In the morning, the smells of toast and coffee and bacon pulled August from his bed before the sun had even hit the east-facing window. He clumped down the stairs into the kitchen and sat at the table, rubbing his eyes. Lisa stood at the stove, making eggs. Her feet were bare and she had on the gray long underwear she wore under her barn overalls. They were made for men and were tight around her hips, and when she bent over to get the butter out of the refrigerator August could see the faint lines of her panties curving across her full rear.

“Would you like coffee, August?” August nodded, and she put a steaming mug in front of him. “I figure you like it black, like your dad does?”

“Sure,” he said, taking a sip, trying not to grimace. “Black and strong.”

His mother mixed his coffee with hot whole milk, dumping in heaping spoonfuls of sugar. She told him that was how she’d learned to make coffee when she lived in New Orleans, in another lifetime, before she married his father. August knew that Lisa would never go to New Orleans in a million lifetimes.

His father came from the bedroom. He had a dab of shaving foam under one earlobe. He put his hand on Lisa’s waist as he got a coffee mug from the cupboard, and she turned and wiped off the shaving foam with her sleeve.

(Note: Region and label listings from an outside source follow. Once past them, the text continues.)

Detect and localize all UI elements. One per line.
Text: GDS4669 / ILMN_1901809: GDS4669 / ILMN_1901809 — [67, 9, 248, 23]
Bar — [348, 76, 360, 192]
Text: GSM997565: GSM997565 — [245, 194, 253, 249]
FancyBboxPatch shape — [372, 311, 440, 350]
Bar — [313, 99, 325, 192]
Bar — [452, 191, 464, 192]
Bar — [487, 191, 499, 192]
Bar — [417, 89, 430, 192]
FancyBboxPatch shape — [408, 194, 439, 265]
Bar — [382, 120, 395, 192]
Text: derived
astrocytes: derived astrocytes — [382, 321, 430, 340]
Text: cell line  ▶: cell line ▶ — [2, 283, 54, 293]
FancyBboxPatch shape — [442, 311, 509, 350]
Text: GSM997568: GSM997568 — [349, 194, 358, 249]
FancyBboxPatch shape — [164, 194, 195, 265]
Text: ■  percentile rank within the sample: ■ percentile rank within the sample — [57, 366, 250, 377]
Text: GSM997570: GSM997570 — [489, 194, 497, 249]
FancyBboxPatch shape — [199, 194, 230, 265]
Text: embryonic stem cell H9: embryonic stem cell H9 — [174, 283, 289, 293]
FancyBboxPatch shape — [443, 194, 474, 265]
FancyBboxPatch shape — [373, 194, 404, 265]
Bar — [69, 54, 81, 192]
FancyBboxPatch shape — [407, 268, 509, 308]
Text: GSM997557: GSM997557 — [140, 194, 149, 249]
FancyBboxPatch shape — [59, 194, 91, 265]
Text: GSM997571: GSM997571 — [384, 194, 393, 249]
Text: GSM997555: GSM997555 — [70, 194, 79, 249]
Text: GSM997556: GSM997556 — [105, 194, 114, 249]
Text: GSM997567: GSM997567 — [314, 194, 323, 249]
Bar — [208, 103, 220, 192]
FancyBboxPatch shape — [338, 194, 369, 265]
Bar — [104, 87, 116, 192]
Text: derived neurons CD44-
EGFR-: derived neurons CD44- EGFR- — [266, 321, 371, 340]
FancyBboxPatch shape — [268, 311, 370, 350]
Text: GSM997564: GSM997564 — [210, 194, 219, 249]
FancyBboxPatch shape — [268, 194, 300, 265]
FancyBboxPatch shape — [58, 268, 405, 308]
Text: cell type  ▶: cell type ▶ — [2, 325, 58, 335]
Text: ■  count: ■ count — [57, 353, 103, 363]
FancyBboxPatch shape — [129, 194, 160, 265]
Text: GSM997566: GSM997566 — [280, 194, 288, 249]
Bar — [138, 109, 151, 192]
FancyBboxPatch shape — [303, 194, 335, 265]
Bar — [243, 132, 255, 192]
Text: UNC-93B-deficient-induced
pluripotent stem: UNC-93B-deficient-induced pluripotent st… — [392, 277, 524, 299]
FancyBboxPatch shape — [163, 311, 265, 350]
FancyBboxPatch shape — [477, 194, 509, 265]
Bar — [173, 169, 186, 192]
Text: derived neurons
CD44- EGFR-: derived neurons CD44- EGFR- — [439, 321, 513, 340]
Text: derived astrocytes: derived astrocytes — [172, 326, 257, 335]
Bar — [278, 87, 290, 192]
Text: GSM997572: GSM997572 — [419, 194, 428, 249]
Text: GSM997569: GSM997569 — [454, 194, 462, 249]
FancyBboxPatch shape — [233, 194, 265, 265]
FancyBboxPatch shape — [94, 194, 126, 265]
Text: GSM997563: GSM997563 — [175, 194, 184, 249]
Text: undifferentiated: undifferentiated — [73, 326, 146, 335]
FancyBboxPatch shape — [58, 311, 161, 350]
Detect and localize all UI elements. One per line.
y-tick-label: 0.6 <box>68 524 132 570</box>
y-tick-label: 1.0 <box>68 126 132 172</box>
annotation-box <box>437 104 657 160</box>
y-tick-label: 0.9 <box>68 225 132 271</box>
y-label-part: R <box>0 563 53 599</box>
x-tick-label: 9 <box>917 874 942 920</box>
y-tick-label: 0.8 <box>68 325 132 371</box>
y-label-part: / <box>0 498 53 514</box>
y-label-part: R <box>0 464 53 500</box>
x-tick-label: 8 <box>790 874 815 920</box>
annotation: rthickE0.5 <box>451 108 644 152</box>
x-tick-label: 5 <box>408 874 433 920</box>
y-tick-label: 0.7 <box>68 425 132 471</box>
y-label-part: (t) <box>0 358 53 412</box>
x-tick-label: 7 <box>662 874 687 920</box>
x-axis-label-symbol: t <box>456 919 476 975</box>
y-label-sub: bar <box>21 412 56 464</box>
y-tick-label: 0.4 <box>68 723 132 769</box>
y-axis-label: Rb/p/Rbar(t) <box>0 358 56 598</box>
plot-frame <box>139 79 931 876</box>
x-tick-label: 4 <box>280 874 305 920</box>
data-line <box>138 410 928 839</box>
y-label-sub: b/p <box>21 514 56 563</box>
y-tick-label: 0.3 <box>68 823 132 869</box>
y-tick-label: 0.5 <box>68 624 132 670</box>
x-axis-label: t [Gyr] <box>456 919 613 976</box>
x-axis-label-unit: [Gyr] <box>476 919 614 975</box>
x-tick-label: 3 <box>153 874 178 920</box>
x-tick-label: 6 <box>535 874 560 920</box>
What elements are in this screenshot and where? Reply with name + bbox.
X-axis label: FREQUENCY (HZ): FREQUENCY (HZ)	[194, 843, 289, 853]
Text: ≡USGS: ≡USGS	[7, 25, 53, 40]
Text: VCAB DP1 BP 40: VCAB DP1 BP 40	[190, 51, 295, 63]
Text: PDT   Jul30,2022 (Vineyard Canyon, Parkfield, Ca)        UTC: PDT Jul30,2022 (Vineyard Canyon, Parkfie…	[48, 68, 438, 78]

“How long before the eggs are done?” August asked, tapping his fingers on the tabletop.

“A few minutes. The bacon is almost ready.”

August sighed, downed his coffee, and took a piece of toast from the plate on the counter. “Well,” he said, “some of us can’t sit around. I have to get to work.”

He got his wrench from the mudroom and slid on his boots, leaving them unlaced, and walked across the lawn with his boot tongues flapping like dogs breathing in the heat. The cows were milling in the pasture, gathered up close to the gate. They rolled their dumb baleful eyes at him and lowed, their udders straining and heavy with milk.

“Shut up, you idiots,” August said. He picked a small handful of pebbles and continued to walk, pelting any cow within reach.

The trees that lined the back pasture were old oaks and maples and a few massive beech trees, the ground around them covered with the scattered, spiny shells of their nuts. There was a barbed-wire fence strung across the trees. It was rusted and had been mended many times, so old that it had become embedded in the trunks. August walked down the line and ran his fingers over the rough oaks and maples and the gray crêpe of the beeches, with their bark that looked like smooth, hairless hide stretched over muscle. He let his fingers linger on the places where the wire cut into the trunks, and then he knelt and sighted all the way down the fence, squinting into the strengthening light, and imagined that he was looking at a row of gnarled old people, the soft skin of their necks garroted by barbed wire, the twisted branches like arms raised, fingers splayed, trembling and clutching for air.